The purpose of this study is to examine the effects of soft power in the foreign policy of the U.S. towards Iran and Iraq.  This thesis is a step forward in understanding the differences between power and influence as well as the effects of soft power in U.S. foreign policy, in the post-Cold War ear.  A historical comparative and case analysis examines specific short-term and long-term goals of American policies, analyzes strategic efforts to achieve those stated goals, and consider their impacts

Research Papers

Translating and summarization of 3 books from English to Persian: -

Translation of 4 articles about “Globalization and Higher Education”
Contributor in writing a book about The Role of Energy in Foreign Policy of the EU in Persian

Nine Short Essays in Ezinearticles.com (http://ezinearticles.com/?expert=javad_Alipoor): Wither Power of American Empire?; Cultural Circulation of Global Objects; Constructive Elements of American Culture; Methodological points of American Studies; Ethno-racial Power and Social Power in American Society; Globalization Consequences on Cultural Studies; American Exceptionalism & Unilateralism; Identity & 21st Century; American Soft Power

Grattan Lynch

grattanlynch@gmail.com

Academic Qualifications

B.A. in Philosophy and Spanish, NUI Maynooth
M. Phil in International Peace Politics, Trinity College Dublin
M. Phil Thesis: ‘Do European Defence Initiatives Threaten NATO?’

Working Dissertation Title

  ‘Border Watch’

Research Aims

The primary focus of the thesis will be in comparing US and EU foreign policies and security measures along their borders.  Despite the US using what has been coined as “hard power” and the EU “soft power”, I hope to find that there are similarities in their manner of maintaining their borders’ securities.  In particular, I will be investigating part of the US/Mexico border and comparing it with the Spanish/Moroccan borders of Ceuta and Melilla with the central idea of researching whether a border actually incites cultural tension by defending different ideologies – That borders create a hatred of the Unknown, the Other(side). Regarding the methodology, I am planning to take a practical approach to the thesis by using photography to highlight the security measures as well using mapping in order to show the cultural osmosis that none the less occurs either side of a border.

Mehdi Bahmani

Bahmani.isu@gmail.com

Academic Qualifications

B.A., Political Science & Islamic Studies, Imam Sadiq University, Tehran,
M.A., Political Science & Islamic Studies, Imam Sadiq University, Tehran

Dissertation Working Title

‘Image Building of Middle East Arab TVs about Iraqi Shiites’

Research Interests

The Sociopolitical status of Shiites
The effect of media on the political culture of Middle Eastern Countries
Barriers to the sociopolitical development of Middle Eastern countries

Research Papers

Book “The Turn of Events in Iraq!, Office of Social Planning and Cultural Studies, Ministry of Science, Research and Technology.
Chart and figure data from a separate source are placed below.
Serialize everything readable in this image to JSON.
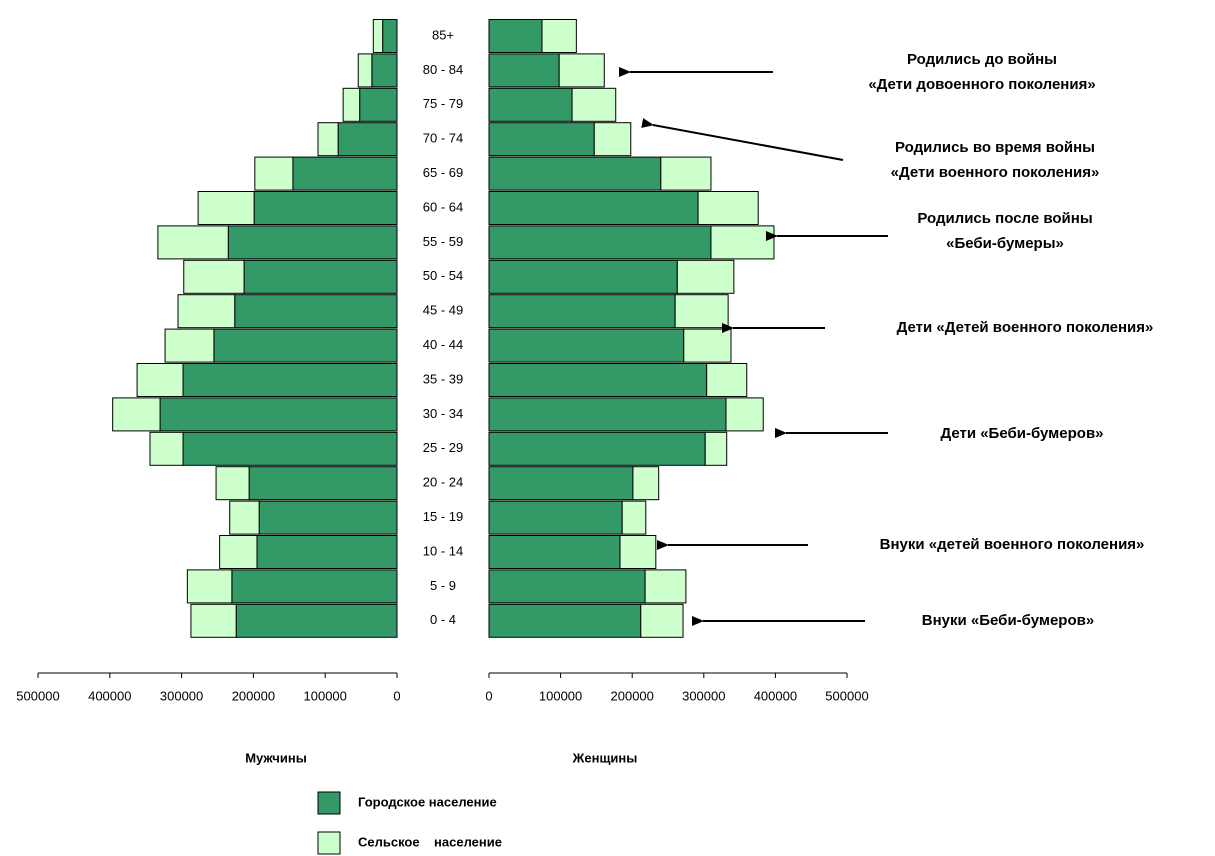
{
  "chart_data": {
    "type": "pyramid",
    "categories": [
      "85+",
      "80 - 84",
      "75 - 79",
      "70 - 74",
      "65 - 69",
      "60 - 64",
      "55 - 59",
      "50 - 54",
      "45 - 49",
      "40 - 44",
      "35 - 39",
      "30 - 34",
      "25 - 29",
      "20 - 24",
      "15 - 19",
      "10 - 14",
      "5 - 9",
      "0 - 4"
    ],
    "series": [
      {
        "name": "Городское население",
        "color": "#339966",
        "male": [
          20000,
          35000,
          52000,
          82000,
          145000,
          199000,
          235000,
          213000,
          226000,
          255000,
          298000,
          330000,
          298000,
          206000,
          192000,
          195000,
          230000,
          224000
        ],
        "female": [
          74000,
          98000,
          116000,
          147000,
          240000,
          292000,
          310000,
          263000,
          260000,
          272000,
          304000,
          331000,
          302000,
          201000,
          186000,
          183000,
          218000,
          212000
        ]
      },
      {
        "name": "Сельское    население",
        "color": "#ccffcc",
        "male": [
          13000,
          19000,
          23000,
          28000,
          53000,
          78000,
          98000,
          84000,
          79000,
          68000,
          64000,
          66000,
          46000,
          46000,
          41000,
          52000,
          62000,
          63000
        ],
        "female": [
          48000,
          63000,
          61000,
          51000,
          70000,
          84000,
          88000,
          79000,
          74000,
          66000,
          56000,
          52000,
          30000,
          36000,
          33000,
          50000,
          57000,
          59000
        ]
      }
    ],
    "male_label": "Мужчины",
    "female_label": "Женщины",
    "xlim": [
      0,
      500000
    ],
    "xticks": [
      0,
      100000,
      200000,
      300000,
      400000,
      500000
    ],
    "annotations": [
      [
        "Родились до войны",
        "«Дети довоенного поколения»"
      ],
      [
        "Родились во время войны",
        "«Дети военного поколения»"
      ],
      [
        "Родились после войны",
        "«Беби-бумеры»"
      ],
      [
        "Дети «Детей военного поколения»"
      ],
      [
        "Дети «Беби-бумеров»"
      ],
      [
        "Внуки «детей военного поколения»"
      ],
      [
        "Внуки «Беби-бумеров»"
      ]
    ]
  }
}
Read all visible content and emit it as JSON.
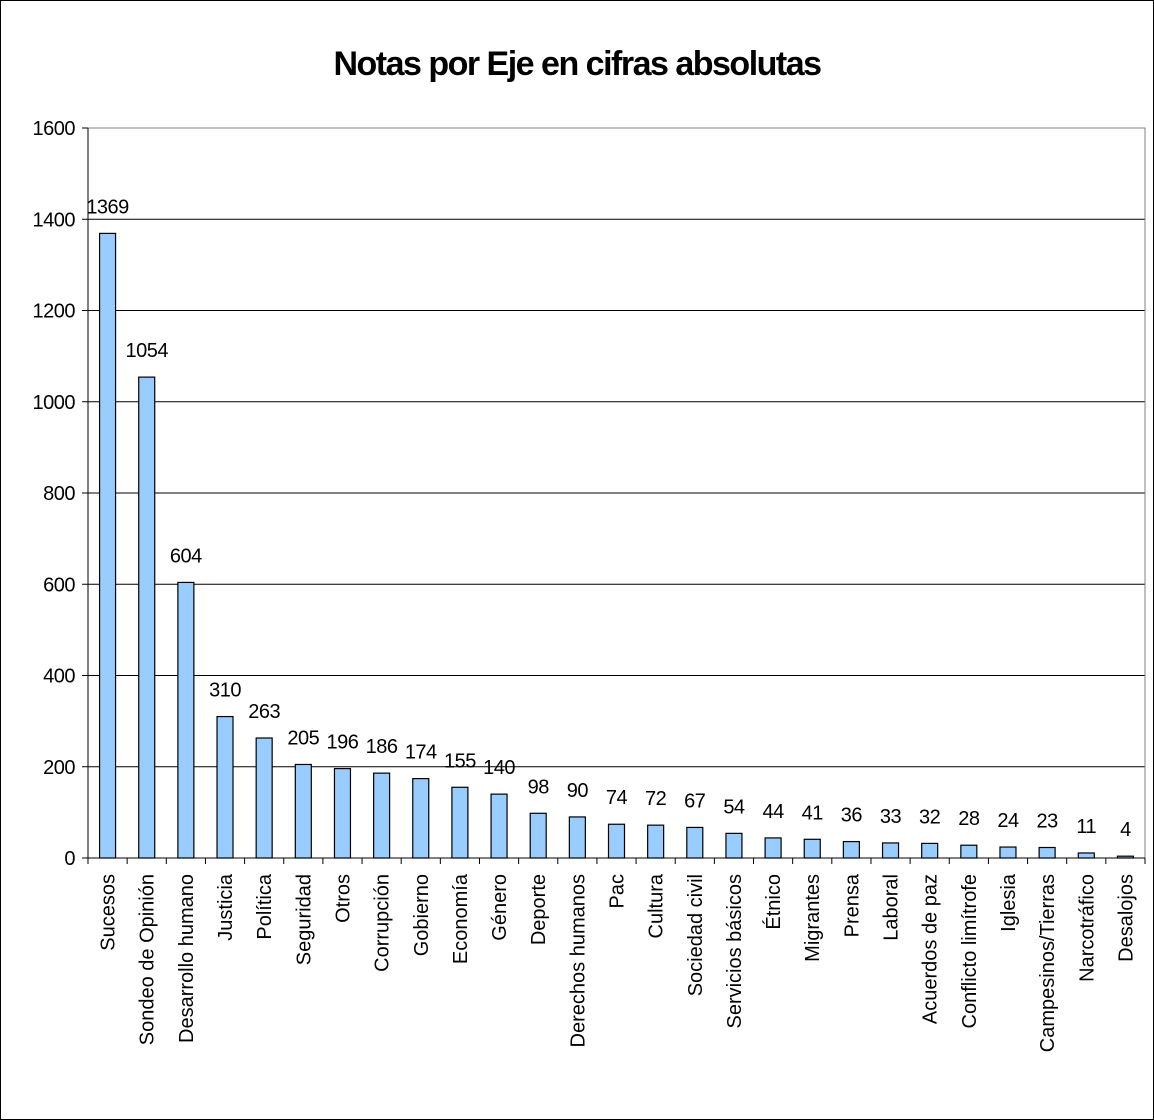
{
  "chart_data": {
    "type": "bar",
    "title": "Notas por Eje en cifras absolutas",
    "categories": [
      "Sucesos",
      "Sondeo de Opinión",
      "Desarrollo humano",
      "Justicia",
      "Política",
      "Seguridad",
      "Otros",
      "Corrupción",
      "Gobierno",
      "Economía",
      "Género",
      "Deporte",
      "Derechos humanos",
      "Pac",
      "Cultura",
      "Sociedad civil",
      "Servicios básicos",
      "Étnico",
      "Migrantes",
      "Prensa",
      "Laboral",
      "Acuerdos de paz",
      "Conflicto limítrofe",
      "Iglesia",
      "Campesinos/Tierras",
      "Narcotráfico",
      "Desalojos"
    ],
    "values": [
      1369,
      1054,
      604,
      310,
      263,
      205,
      196,
      186,
      174,
      155,
      140,
      98,
      90,
      74,
      72,
      67,
      54,
      44,
      41,
      36,
      33,
      32,
      28,
      24,
      23,
      11,
      4
    ],
    "data_labels": [
      "1369",
      "1054",
      "604",
      "310",
      "263",
      "205",
      "196",
      "186",
      "174",
      "155",
      "140",
      "98",
      "90",
      "74",
      "72",
      "67",
      "54",
      "44",
      "41",
      "36",
      "33",
      "32",
      "28",
      "24",
      "23",
      "11",
      "4"
    ],
    "y_ticks": [
      "0",
      "200",
      "400",
      "600",
      "800",
      "1000",
      "1200",
      "1400",
      "1600"
    ],
    "ylim": [
      0,
      1600
    ],
    "xlabel": "",
    "ylabel": "",
    "grid": true,
    "legend": "none",
    "colors": {
      "bar_fill": "#99ccff",
      "bar_stroke": "#000000",
      "grid": "#000000",
      "background": "#ffffff"
    }
  }
}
Article :”The Shiites of Iraq: From the Political Margins to Governance”, Journal of Political Science and Islamic Studies (No.18), Imam Sadiq University ,Fall 2008

Geoffroy O’Connor

geoffroyoconnor@gmail.com

Academic Qualifications

BA Sociology History UCD
MA in American Studies UCD Clinton Institute
MA Thesis: God’s Guidance A study of how religion influenced the Presidencies of John F Kennedy and Jimmy Carter

Dissertation Working Title

Attracting Investment: American Investment In Ireland

Research Aims

There are two primary areas of research within my thesis, the first involves an analysis of the change in the socio-economic course of the country which came at the end of the 50s and the affects this had on Ireland’s international relationship and position within the international community. The second concerns the role of Irish agencies in attempts to foster American investment in Ireland, specific attention being given to the IDA and an Board Fáilte. I am specifically interested in how these agencies portrayed Ireland in the United States. My Primary Research Question is: How did the reorientation of the Irish Economic model and the policies and activities of specific Irish agencies alter Ireland’s relationship with the United State and Ireland’s geo strategic position? The period under examination begins in 1958 and ends in 1978.